In Russell v. Aurora Loan Services, LLC, 40 Fla. L. Weekly D967a (Fla. 2d DCA Apr. 24, 2015), Florida’s Second District Court of Appeal added to the emerging line of case law regarding the proof required to establish standing in mortgage foreclosure actions. There, the Second DCA held that substituted party-plaintiff, Nationstar Mortgage, LLC, failed to establish at trial that either Nationstar or the original plaintiff, Aurora Loan Services, LLC, had standing as the servicer acting on behalf of the real party in interest to foreclose against borrower William Russell. As a result, the court reversed the final judgment of foreclosure in favor of Nationstar.

Aurora alleged in its February 25, 2011 complaint that it was authorized to bring the lawsuit as the servicer of the loan. Attached to the complaint were a copy of the note, an allonge with three special endorsements, none of which were to Aurora, and an assignment of mortgage to Aurora dated November 23, 2010 that only purported to transfer the mortgage, not the note. Aurora’s verified complaint did not include exhibits demonstrating that it was authorized to prosecute the action on behalf of the real party in interest, Deutsche Bank Trust Company Americas as Trustee (“Deutsche Bank”), which was the named payee of the last special endorsement added to the allonge. The complaint was verified by an Aurora employee, not a Deutsche Bank employee.

Partway through the litigation, Aurora moved to have Nationstar substituted in as party-plaintiff, and attached an assignment of mortgage from Aurora to Nationstar as an exhibit to its motion. The trial court granted the motion.

At trial, the original note and mortgage were entered into evidence, as was the assignment of mortgage. Nationstar also entered into evidence a limited power of attorney (“POA”) signed by Deutsche Bank and dated August 6, 2012. The POA designated Nationstar as the successor servicer to Aurora. However, the POA did not identify when Nationstar became the successor servicer to Aurora or when Aurora took over from the servicer before it. The POA also referenced agreements that listed the mortgage loans that Nationstar serviced for Deutsche Bank in “series” numbers that did not correlate to any of the loan documents in evidence. Nationstar’s witness was unable to state whether Russell’s loan was included in any of the series numbers.

The Second DCA further observed that nothing in the pleadings supported Nationstar’s assertion that it, and Aurora before it, were authorized servicers of Russell’s loan. Aurora had not attached to the complaint or filed with the court any evidence, affidavits, or other documents demonstrating its authority to foreclose on behalf of Deutsche Bank, nor had Deutsche Bank verified the complaint.

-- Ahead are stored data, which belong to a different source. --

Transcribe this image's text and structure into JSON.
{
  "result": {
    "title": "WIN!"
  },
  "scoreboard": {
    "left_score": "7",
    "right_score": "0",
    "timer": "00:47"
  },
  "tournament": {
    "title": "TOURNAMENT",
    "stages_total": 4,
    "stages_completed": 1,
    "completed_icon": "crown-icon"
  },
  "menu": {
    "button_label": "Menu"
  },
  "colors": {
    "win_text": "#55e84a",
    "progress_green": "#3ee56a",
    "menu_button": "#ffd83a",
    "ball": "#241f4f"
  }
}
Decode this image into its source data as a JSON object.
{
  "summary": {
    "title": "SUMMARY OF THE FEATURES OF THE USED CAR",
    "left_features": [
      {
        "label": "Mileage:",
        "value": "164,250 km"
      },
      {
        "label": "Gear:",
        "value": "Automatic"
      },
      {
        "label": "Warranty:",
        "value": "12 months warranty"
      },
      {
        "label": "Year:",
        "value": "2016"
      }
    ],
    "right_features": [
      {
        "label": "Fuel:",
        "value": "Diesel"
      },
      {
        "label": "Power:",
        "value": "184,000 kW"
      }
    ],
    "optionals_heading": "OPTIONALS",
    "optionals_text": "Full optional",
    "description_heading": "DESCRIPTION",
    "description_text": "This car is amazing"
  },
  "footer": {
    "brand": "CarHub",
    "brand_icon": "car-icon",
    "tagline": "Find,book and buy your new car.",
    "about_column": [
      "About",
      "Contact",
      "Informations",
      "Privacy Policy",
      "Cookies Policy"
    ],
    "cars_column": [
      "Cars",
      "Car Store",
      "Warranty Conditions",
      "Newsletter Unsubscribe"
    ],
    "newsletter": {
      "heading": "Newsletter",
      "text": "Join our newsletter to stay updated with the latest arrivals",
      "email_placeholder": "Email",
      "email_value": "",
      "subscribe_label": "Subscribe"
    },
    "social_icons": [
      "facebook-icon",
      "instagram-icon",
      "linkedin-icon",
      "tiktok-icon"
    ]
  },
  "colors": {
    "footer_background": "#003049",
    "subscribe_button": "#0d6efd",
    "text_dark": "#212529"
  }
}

The Second DCA held that Nationstar did not prove that it, and Aurora as its predecessor, were authorized by Deutsche Bank to service Russell’s loan and thus had standing to foreclose. The POA was “dated some eighteen months after the complaint was filed, grant[ed] limited powers to Nationstar only, and [did] not indicate the dates which Aurora previously acted as servicer for Deutsche Bank.” Also, and “perhaps more importantly” (to borrow the court’s characterization), the POA and the agreements referenced therein did not facially list the loan at issue as one that was serviced by Nationstar or Aurora, nor could Nationstar’s witness explain how the borrower’s loan was purportedly included among one of the identified series numbers. The Second DCA therefore held that Nationstar did not present any evidence or testimony confirming that the loan at issue was actually serviced by Nationstar or had been previously serviced by Aurora or that Deutsche Bank had ratified the foreclosure action. Because the borrower had moved for an involuntary dismissal at trial, and the Second DCA agreed that he was entitled to a dismissal, the court reversed and remanded with instructions that the trial judge dismiss the action.

In sum, Russell acts as a cautionary guidepost to servicers bringing complaints in their own name. A successor servicer of a loan that is subject to a foreclosure action in the prior servicer’s name must be able to establish not only its own right to foreclose on behalf of the real party in interest, but also the standing of any prior servicer at the time that the foreclosure was filed.